When could the rules take effect?
While the formal commencement date will depend on the final text, Ukrainian tech media reporting on the bill suggests January 1, 2026 as a target start, giving time to select a regulator, issue secondary rules, and let businesses adapt. Expect changes between the first and second readings; even supporters in parliament have stressed that “many changes” will be made before the final vote.
How crypto would be classified
Outlets summarizing the bill note that virtual assets are grouped into three types:
- Assets “tied” to real-world assets (e.g., tokenized securities).
- Assets pegged to currencies (e.g., stablecoins like USDT).
- Other cryptocurrencies (e.g., Bitcoin, Ether).
These categories will inform disclosure, licensing, and advertising rules for exchanges and issuers.
From gray to regulated: the compliance roadmap
For crypto service providers (exchanges, custodians, brokers), the bill introduces authorization/registration, annual reporting, and a schedule of fines that ramps up over time.
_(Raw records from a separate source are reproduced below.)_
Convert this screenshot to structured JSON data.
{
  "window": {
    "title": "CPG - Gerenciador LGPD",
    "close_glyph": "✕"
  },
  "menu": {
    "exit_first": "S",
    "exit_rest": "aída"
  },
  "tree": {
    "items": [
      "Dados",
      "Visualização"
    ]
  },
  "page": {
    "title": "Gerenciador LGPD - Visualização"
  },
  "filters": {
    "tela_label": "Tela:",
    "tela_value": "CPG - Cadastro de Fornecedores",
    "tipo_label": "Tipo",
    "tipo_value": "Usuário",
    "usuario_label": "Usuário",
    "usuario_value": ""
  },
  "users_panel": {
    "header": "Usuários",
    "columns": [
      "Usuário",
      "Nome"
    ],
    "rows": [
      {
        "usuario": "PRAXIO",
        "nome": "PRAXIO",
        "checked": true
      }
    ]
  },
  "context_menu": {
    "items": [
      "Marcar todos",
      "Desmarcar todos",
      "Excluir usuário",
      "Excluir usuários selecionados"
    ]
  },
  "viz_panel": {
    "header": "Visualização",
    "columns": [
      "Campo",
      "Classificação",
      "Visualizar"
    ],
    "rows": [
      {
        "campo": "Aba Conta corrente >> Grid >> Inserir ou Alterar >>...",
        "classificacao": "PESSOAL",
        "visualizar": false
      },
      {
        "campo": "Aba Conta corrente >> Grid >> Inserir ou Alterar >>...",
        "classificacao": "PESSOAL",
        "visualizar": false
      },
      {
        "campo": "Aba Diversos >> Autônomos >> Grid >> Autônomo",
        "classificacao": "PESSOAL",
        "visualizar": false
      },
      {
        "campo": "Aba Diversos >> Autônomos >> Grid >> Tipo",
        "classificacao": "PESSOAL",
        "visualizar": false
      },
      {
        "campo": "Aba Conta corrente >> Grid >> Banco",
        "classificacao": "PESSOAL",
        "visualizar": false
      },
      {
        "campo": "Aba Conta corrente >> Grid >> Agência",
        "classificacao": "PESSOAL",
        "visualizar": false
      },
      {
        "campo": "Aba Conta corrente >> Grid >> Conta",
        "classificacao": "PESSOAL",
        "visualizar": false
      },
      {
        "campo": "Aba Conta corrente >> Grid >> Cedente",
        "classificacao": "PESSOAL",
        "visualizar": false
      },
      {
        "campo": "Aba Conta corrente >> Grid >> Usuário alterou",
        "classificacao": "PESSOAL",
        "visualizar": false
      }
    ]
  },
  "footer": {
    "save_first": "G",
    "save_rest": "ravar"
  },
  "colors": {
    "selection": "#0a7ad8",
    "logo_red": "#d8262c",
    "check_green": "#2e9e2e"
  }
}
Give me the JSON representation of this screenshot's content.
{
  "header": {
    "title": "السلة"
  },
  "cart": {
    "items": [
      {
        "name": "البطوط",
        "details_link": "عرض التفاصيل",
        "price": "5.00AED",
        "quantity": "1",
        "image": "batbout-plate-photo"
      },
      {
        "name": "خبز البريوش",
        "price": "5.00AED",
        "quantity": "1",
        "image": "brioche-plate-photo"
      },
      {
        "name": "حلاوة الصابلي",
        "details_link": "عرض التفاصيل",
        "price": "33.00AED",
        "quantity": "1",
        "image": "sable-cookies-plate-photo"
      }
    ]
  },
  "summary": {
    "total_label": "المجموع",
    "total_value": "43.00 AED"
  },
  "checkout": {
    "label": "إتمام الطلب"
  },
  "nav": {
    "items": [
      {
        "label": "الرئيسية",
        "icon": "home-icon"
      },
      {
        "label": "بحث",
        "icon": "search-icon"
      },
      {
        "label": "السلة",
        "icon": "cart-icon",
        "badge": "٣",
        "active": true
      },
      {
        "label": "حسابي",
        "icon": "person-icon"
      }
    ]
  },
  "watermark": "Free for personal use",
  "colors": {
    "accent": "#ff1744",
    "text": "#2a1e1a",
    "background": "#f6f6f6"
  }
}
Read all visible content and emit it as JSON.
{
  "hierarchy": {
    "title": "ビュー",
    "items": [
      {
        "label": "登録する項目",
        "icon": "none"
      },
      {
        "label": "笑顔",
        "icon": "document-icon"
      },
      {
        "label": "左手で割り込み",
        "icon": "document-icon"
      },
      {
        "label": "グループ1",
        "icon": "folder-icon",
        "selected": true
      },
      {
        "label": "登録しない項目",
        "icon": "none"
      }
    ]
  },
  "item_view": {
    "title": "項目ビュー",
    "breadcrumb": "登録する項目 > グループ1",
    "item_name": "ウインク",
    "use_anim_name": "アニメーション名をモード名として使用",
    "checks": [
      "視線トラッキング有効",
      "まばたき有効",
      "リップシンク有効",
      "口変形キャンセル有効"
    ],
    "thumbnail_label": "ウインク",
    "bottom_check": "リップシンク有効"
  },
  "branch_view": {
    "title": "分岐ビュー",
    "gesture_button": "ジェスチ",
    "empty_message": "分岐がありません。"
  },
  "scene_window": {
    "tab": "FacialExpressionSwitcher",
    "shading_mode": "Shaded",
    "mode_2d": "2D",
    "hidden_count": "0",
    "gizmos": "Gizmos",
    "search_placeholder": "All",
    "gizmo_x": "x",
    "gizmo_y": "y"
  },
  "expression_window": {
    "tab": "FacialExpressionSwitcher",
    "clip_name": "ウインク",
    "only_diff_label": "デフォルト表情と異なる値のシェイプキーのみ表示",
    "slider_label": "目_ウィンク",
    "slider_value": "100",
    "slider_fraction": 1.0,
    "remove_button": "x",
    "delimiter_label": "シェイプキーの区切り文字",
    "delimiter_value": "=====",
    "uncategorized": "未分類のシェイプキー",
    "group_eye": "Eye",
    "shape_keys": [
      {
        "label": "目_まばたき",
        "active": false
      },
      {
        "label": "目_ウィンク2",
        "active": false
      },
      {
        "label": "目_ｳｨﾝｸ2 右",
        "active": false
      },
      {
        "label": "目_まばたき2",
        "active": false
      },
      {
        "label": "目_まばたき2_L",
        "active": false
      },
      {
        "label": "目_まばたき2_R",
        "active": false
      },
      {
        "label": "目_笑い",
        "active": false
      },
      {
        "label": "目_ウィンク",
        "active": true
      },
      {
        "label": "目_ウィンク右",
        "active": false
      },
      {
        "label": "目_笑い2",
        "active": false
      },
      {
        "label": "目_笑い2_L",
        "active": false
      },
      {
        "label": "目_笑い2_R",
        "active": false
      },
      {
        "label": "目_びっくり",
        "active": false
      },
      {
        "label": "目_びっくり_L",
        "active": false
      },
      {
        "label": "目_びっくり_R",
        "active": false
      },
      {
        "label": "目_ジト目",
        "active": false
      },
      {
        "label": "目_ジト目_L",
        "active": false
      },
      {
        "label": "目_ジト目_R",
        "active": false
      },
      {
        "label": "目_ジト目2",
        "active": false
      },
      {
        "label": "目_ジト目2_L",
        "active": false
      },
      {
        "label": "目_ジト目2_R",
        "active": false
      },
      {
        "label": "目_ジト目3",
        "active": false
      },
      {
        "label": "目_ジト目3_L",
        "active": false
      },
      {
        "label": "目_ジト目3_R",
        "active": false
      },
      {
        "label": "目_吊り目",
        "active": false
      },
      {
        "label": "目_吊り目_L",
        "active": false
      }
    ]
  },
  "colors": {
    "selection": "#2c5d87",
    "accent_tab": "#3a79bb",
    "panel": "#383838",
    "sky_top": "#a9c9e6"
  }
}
Several analyses also point out broad supervisory powers proposed for the future regulator (on-site inspections, document seizures with court orders, and strict timelines for court reviews of enforcement actions), which critics say need careful balancing to protect due process.
The Rada’s bill page confirms the legislative pathway to date—registration in April 2025, committee approvals in the summer, and the first reading now through—with additional expert, budget, and anti-corruption reviews logged. The vote tally will likely appear there once the clerks publish it; for now, the 246-vote count is corroborated by national and business media.
Market impact and next steps
For retail users, the message is straightforward: crypto will not be legal tender, but it will be legal to own and trade under clear rules—bringing Ukraine closer to a MiCA-compatible regime that foreign exchanges and fintechs understand. Cleaner tax treatment (annual profit, exemptions for VA→VA trades, transitional 5% fiat off-ramp) lowers compliance anxiety and could attract more venture and institutional interest as the war-time economy rebuilds.
From here, committee markups and a second reading will determine the final shape of taxes, supervision, and definitions. Observers expect robust debate over the military levy, the scope of regulator powers, and privacy safeguards. But after years of stop-start progress—law adopted in 2021/2022 but waiting on tax changes—the momentum now points to an operational framework within the next calendar year.